Woman Driver

Woman Driver

We bought a 1973 Volvo Station Wagon in Chapel Hill, North Carolina.   Paid $14,000.    But received a $2,000 rebate because we contracted to take delivery in Sweden during the summer months I wasn’t teaching.  The rebate bought airplane tickets to Gothenburg and back from Paris, where we would leave the wagon to ship to Norfolk, Virginia.

If these prices sound low in 2020, remember the ’73 Reagan dollar overseas bought one hundred drachmas in Greece.

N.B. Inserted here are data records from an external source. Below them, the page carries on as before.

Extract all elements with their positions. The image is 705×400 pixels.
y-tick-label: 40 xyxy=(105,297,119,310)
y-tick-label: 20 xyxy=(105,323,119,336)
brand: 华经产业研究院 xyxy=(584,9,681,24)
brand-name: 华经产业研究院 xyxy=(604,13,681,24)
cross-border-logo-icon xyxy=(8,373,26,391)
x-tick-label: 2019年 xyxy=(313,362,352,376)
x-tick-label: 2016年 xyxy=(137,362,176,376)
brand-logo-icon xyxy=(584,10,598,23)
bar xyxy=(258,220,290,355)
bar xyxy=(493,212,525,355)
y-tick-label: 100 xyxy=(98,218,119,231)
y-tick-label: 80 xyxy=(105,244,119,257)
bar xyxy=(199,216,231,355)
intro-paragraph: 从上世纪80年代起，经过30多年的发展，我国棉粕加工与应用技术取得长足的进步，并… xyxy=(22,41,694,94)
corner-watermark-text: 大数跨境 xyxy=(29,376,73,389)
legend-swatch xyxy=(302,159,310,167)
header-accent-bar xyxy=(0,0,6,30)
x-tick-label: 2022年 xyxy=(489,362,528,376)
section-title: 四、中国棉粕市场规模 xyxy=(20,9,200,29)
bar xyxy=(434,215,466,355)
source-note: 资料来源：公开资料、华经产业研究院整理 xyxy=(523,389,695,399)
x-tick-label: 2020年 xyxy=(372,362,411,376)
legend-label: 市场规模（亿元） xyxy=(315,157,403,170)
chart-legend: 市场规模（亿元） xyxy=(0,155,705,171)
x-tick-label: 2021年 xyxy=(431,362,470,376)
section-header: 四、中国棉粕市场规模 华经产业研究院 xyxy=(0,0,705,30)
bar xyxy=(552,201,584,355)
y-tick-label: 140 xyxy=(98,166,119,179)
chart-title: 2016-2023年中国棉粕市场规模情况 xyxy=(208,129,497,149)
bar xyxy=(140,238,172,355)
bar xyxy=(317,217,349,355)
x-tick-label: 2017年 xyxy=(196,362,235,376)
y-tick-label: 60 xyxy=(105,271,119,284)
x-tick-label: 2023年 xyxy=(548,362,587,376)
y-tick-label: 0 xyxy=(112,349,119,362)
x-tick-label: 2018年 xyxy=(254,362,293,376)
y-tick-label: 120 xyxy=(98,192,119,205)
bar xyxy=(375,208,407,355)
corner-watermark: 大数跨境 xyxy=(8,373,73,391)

By the time we reached Yugoslavia, we had driven from the Swedish Volvo plant to Denmark, Holland, France, Germany, Italy, most of Greece, and Macedonia.  Driving through Yugoslavia we saw women working in the fields while a man sat on a tractor seat smoking.   Several times, after we parked in a town to buy a roll of bread, meat, cheese and a bottle of wine—our usual roadside park lunch—women waved to us as we left town.

Margaret drove when we left Sarejevo.   She soon parked us in a long line. The road ahead was under repair ahead of the 1974 Winter Olympics in Sarejevo.   She sat behind the wheel while we waited two hours.   When cars in the other lane were cleared to drive to the city, many drivers honked as they passed.

Later we went to a nearby store.  As I bought Margaret a soft drink, I met a hydro-electric engineer who spoke good English.  He insisted on buying me a ‘piva.’  I bought the second.  We got along fine. Friendly enough that in the second hour of waiting, he asked a personal question.

“Something wrong with you?  Physical, I mean. I see your wife is driving.”

I answered that we shared the driving. It was Margaret’s turn to drive.

“Well you need to know, in Yugoslavia women don’t drive.”